Brexit wasn’t a one-off event, it’s a never-ending process. Eight years after the referendum (June 23, 2016), four years after the UK’s official exit from the European Union (EU), three years after the effective exit from the European single market (January 1, 2021), new border controls have just come into force.
On Tuesday, April 30, British customs began physical checks on plant and animal products entering the UK. These checks have existed in the other direction (from the UK to the EU) since January 2021, but the British authorities had so far postponed the start of their own checks five times, fearing they would cause chaos at the border.
The new rules have provoked an outcry from small businesses because they come with fees that companies have to pay: £29 per product category.
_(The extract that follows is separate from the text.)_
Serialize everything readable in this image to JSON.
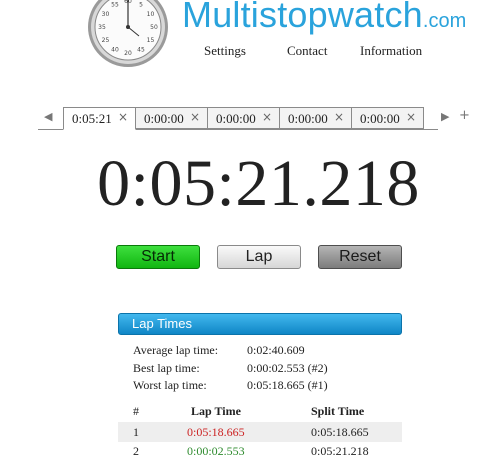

If an exporter sends meat, dairy and fish at the same time, that’s three categories, and therefore three payments. In total, the British government has estimated the cost to British businesses at £330 million a year. On the scale of an economy like the UK, this is a limited cost, but one that looks set to add 0.2% inflation on food products over three years, according to calculations by the UK authorities.
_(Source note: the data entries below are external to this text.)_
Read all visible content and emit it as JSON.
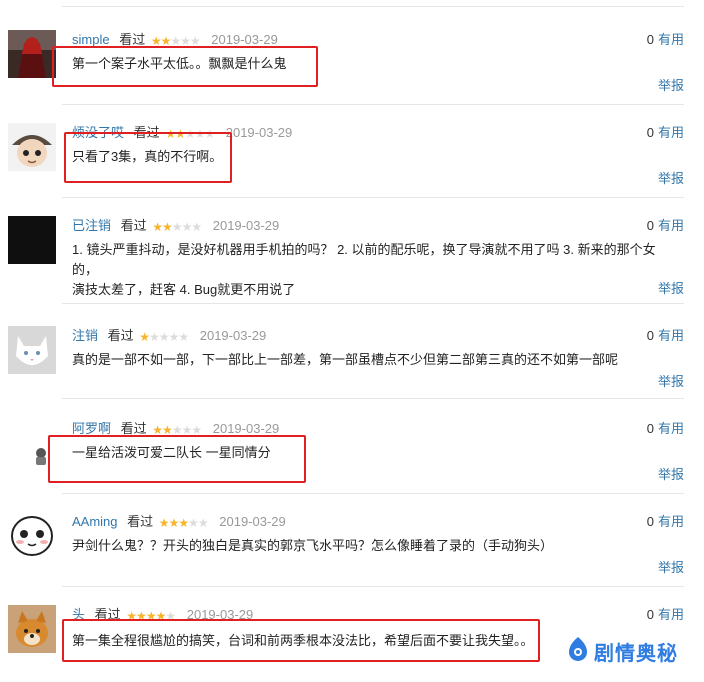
{
  "reviews": [
    {
      "username": "simple",
      "watched": "看过",
      "rating": 2,
      "date": "2019-03-29",
      "votes": "0",
      "vote_label": "有用",
      "content": "第一个案子水平太低。。飘飘是什么鬼",
      "report": "举报"
    },
    {
      "username": "烦没了哎",
      "watched": "看过",
      "rating": 2,
      "date": "2019-03-29",
      "votes": "0",
      "vote_label": "有用",
      "content": "只看了3集，真的不行啊。",
      "report": "举报"
    },
    {
      "username": "已注销",
      "watched": "看过",
      "rating": 2,
      "date": "2019-03-29",
      "votes": "0",
      "vote_label": "有用",
      "content_line1": "1. 镜头严重抖动，是没好机器用手机拍的吗？ 2. 以前的配乐呢，换了导演就不用了吗 3. 新来的那个女的，",
      "content_line2": "演技太差了，赶客 4. Bug就更不用说了",
      "report": "举报"
    },
    {
      "username": "注销",
      "watched": "看过",
      "rating": 1,
      "date": "2019-03-29",
      "votes": "0",
      "vote_label": "有用",
      "content": "真的是一部不如一部，下一部比上一部差，第一部虽槽点不少但第二部第三真的还不如第一部呢",
      "report": "举报"
    },
    {
      "username": "阿罗啊",
      "watched": "看过",
      "rating": 2,
      "date": "2019-03-29",
      "votes": "0",
      "vote_label": "有用",
      "content": "一星给活泼可爱二队长 一星同情分",
      "report": "举报"
    },
    {
      "username": "AAming",
      "watched": "看过",
      "rating": 3,
      "date": "2019-03-29",
      "votes": "0",
      "vote_label": "有用",
      "content": "尹剑什么鬼？？开头的独白是真实的郭京飞水平吗？怎么像睡着了录的（手动狗头）",
      "report": "举报"
    },
    {
      "username": "头",
      "watched": "看过",
      "rating": 4,
      "date": "2019-03-29",
      "votes": "0",
      "vote_label": "有用",
      "content": "第一集全程很尴尬的搞笑，台词和前两季根本没法比，希望后面不要让我失望。。",
      "report": ""
    }
  ],
  "watermark": {
    "text": "剧情奥秘",
    "icon": "brand-logo-icon"
  },
  "colors": {
    "link": "#3377aa",
    "star": "#f7b52c",
    "highlight": "#e02020",
    "watermark": "#2f7de1"
  }
}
Brexit was a rare experiment from an economic point of view. Here was a country that chose to erect barriers with its main trading partner, which accounts for almost half of its trade. The agreement signed with the EU has avoided the return of customs duties but imposed expensive declarations (import and export forms, health certificates, etc.). Two and a half years later, the result is a slow erosion of British trade.
At the end of 2023, imports and exports of goods in the UK were 10% below their 2019, pre-pandemic levels, while those of the other G7 countries were 5% above on average. “The UK’s trade intensity [its exports and imports as a percentage of gross domestic product] has not recovered in line with other G7 countries,” reported a study published in March by the Office for Budget Responsibility (OBR), a body that forms part of the UK Treasury.
“At first glance, the UK’s 2023 trade performance is exactly what you might expect from an economy adapting to new trade barriers – losing momentum like a tire with a ‘slow puncture’,” said Emily Fry, in a study published in February for the think-tank Resolution Foundation. Behind the obvious, however, lies a surprise: Trade in goods has fallen not only with the EU, but also with the rest of the world, at roughly the same rate.